Lalu ada Senapan yang berasal dari istilah Belanda. Istinggar yang telah kita jelaskan sebelumnya terkategorikan sebagai Senapan. Tapi dalam teks-teks historiografi Melayu Senapan ini lebih dikenal dengan nama terakul. Terakul adalah salah satu senjata yang terkenal di kalangan pelaut, pedagang dan bajak laut Nusantara. Terakul pada awalnya menggunakan teknologi wheel lock (kancing roda) yang mana kemajuan teknologi ini memungkinkan ia membakar bubuk mesiu secara otomatis tanpa membutuhkan fuze.
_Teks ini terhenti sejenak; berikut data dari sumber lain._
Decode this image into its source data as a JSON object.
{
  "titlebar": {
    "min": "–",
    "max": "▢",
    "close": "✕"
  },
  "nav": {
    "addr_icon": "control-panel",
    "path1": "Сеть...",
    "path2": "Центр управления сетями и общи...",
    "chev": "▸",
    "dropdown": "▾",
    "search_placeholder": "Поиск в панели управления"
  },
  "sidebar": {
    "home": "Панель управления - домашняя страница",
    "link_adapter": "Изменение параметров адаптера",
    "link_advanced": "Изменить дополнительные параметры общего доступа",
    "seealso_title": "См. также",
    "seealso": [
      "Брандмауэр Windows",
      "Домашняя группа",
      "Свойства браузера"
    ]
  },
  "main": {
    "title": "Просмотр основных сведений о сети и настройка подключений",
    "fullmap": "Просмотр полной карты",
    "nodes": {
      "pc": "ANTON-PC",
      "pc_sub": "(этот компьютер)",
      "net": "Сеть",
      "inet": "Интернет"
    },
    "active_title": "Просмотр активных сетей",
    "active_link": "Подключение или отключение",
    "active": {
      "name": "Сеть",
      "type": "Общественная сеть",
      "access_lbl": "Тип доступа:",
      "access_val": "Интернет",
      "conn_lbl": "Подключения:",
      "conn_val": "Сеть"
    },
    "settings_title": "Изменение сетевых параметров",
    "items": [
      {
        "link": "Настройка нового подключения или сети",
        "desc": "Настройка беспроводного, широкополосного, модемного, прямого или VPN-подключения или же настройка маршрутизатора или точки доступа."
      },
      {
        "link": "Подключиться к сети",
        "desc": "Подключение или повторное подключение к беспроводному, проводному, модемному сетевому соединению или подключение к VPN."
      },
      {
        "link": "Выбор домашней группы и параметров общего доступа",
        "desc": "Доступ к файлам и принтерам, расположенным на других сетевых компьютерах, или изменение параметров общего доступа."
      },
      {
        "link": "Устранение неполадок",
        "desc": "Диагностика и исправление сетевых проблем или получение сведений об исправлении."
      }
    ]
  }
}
Terakul berbentuk seperti pistol dan sejatinya merupakan perubahan bentuk dari pemuras yang dikecilkan. Tarkul digunakan dalam perang raja, datu dan sultan-sultan di Filipina melawan Spanyol, dan juga oleh tentara Brunei saat menentang raja Brooke. Terakul juga digunakan di Patani dan Malaka. Berlainan dengan senjata api milik Kesultanan Aceh, Senjata ini diadaptasi dari teknologi senjata api bangsa Eropa terutama portugis saat berhasil menaklukan Melaka pada tahu 1511.
Serupa dengan orang Aceh, orang Minangkabau juga terampil menuang meriam. Meriam ditempa dengan menggulingkan batangan besi yang rata yang memiliki dimensi proporsional. Pengerjaannya dilakukan secara spiral, mengelilingi batang bulat dan memukul-mukulnya sampai bagian-bagian besi tersebut telah menyatu. Senjata-senjata ini terus digunakan hingga abad ke 19 ketika perang Padri meletus di Sumatra Barat. Berkat itu, Belanda sempat kewalahan terutama di masa awal peperangan.
Itulah beberapa senjata api yang digunakan oleh enenk moyang kita dalam peperangan dimasa lalu, sudah sejak lama nenek moyang kita ini sudah mengenal penggunaan mesiu untuk persenjataan. Semoga informasi kali ini bisa bermanfaat untuk kita semua.